Fig. 241.—Macrocheilia.
(From a photograph lent by Sir H. J. Stiles.)
The treatment consists in removing a wedge-shaped portion of the swelling on the same lines as for “strumous lip,” or in employing electrolysis.
Mucous cysts occur as small rounded tumours, projecting from the inner surface of the lip. They are of a bluish colour, and contain a glairy fluid. They are treated by removal of the cyst wall, together with the overlying portion of mucous membrane.
Epithelioma of the lip is of the squamous-celled variety, and is met with either as a fungating wart-like projection, or as an indurated ulcer. It almost exclusively occurs on the lower lip of men over forty years of age. The growth begins about midway between the middle line and the angle of the mouth, either as a horny epidermal thickening, or as a warty excrescence, which bleeds readily and soon ulcerates. The affection is said to be especially common in those who smoke short clay pipes, and it is a suggestive fact that, while epithelioma of the lip is rare in women, the majority of those who do suffer are smokers.
The ulceration spreads along the lip, chiefly towards the angle of the mouth, and downwards towards the chin, and the substance of the lip becomes swollen and indurated ([Figs. 242], [243]). The edges are characteristically raised and hard, and the raw surface is extremely painful, especially when irritated by hot food or fluids. The growth is liable to spread to the mucous membrane and gum, and to invade the mandible. The disease spreads early to the submental and submaxillary glands, which are best felt with one finger inside the mouth, under the tongue, and another outside, behind the mandible.
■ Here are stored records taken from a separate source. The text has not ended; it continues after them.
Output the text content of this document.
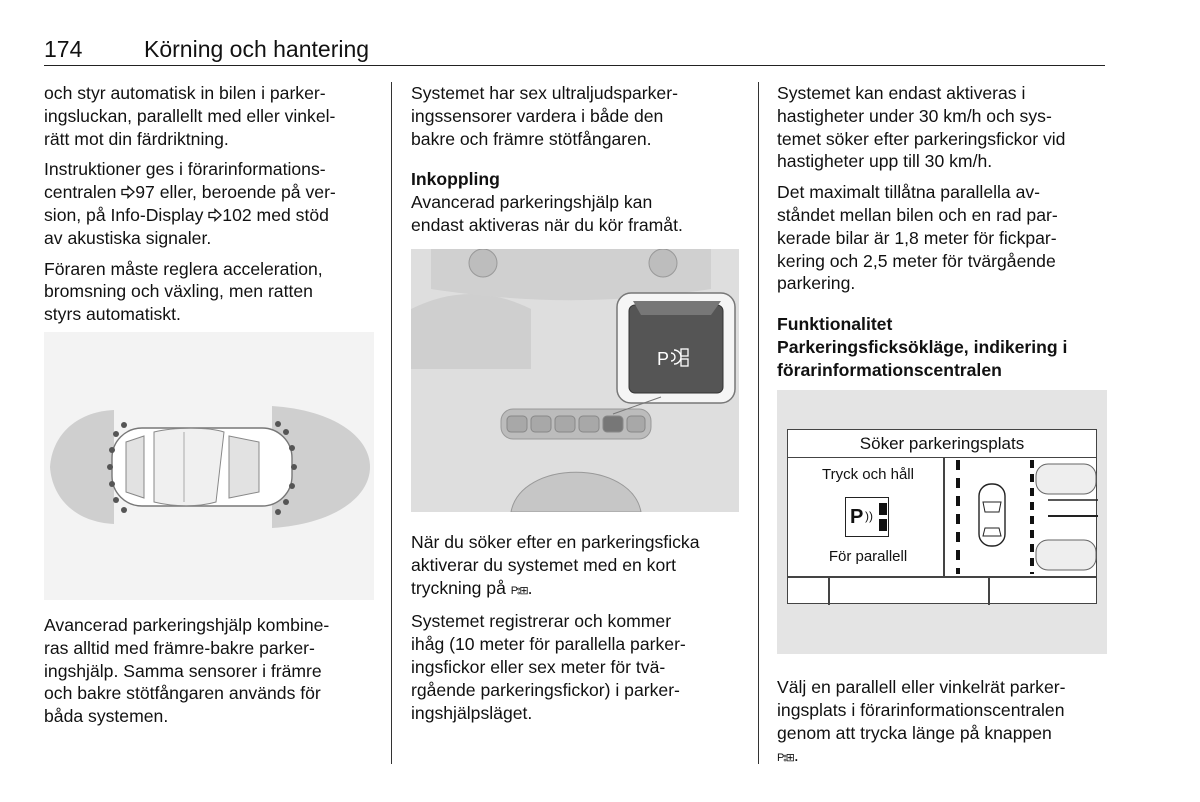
174	Körning och hantering
och styr automatisk in bilen i parker-
ingsluckan, parallellt med eller vinkel-
rätt mot din färdriktning.
Instruktioner ges i förarinformations-
centralen 97 eller, beroende på ver-
sion, på Info-Display 102 med stöd
av akustiska signaler.
Föraren måste reglera acceleration,
bromsning och växling, men ratten
styrs automatiskt.
Avancerad parkeringshjälp kombine-
ras alltid med främre-bakre parker-
ingshjälp. Samma sensorer i främre
och bakre stötfångaren används för
båda systemen.
Systemet har sex ultraljudsparker-
ingssensorer vardera i både den
bakre och främre stötfångaren.
Inkoppling
Avancerad parkeringshjälp kan
endast aktiveras när du kör framåt.
P
När du söker efter en parkeringsficka
aktiverar du systemet med en kort
tryckning på P⦂⊞.
Systemet registrerar och kommer
ihåg (10 meter för parallella parker-
ingsfickor eller sex meter för tvä-
rgående parkeringsfickor) i parker-
ingshjälpsläget.
Systemet kan endast aktiveras i
hastigheter under 30 km/h och sys-
temet söker efter parkeringsfickor vid
hastigheter upp till 30 km/h.
Det maximalt tillåtna parallella av-
ståndet mellan bilen och en rad par-
kerade bilar är 1,8 meter för fickpar-
kering och 2,5 meter för tvärgående
parkering.
Funktionalitet
Parkeringsficksökläge, indikering i
förarinformationscentralen
Söker parkeringsplats
Tryck och håll
P ))
För parallell
Välj en parallell eller vinkelrät parker-
ingsplats i förarinformationscentralen
genom att trycka länge på knappen
P⦂⊞.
The infected glands tend to become fixed to the bone, and while at first extremely hard, so much so that they simulate a bony tumour of the jaw, they later soften, liquefy, and fungate ([Fig. 244]). Metastasis to internal organs is rare. Unless removed by operation, the disease usually proves fatal in from three to three and a half years.
Fig. 242.—Squamous Epithelioma of Lower Lip in a man æt. 55.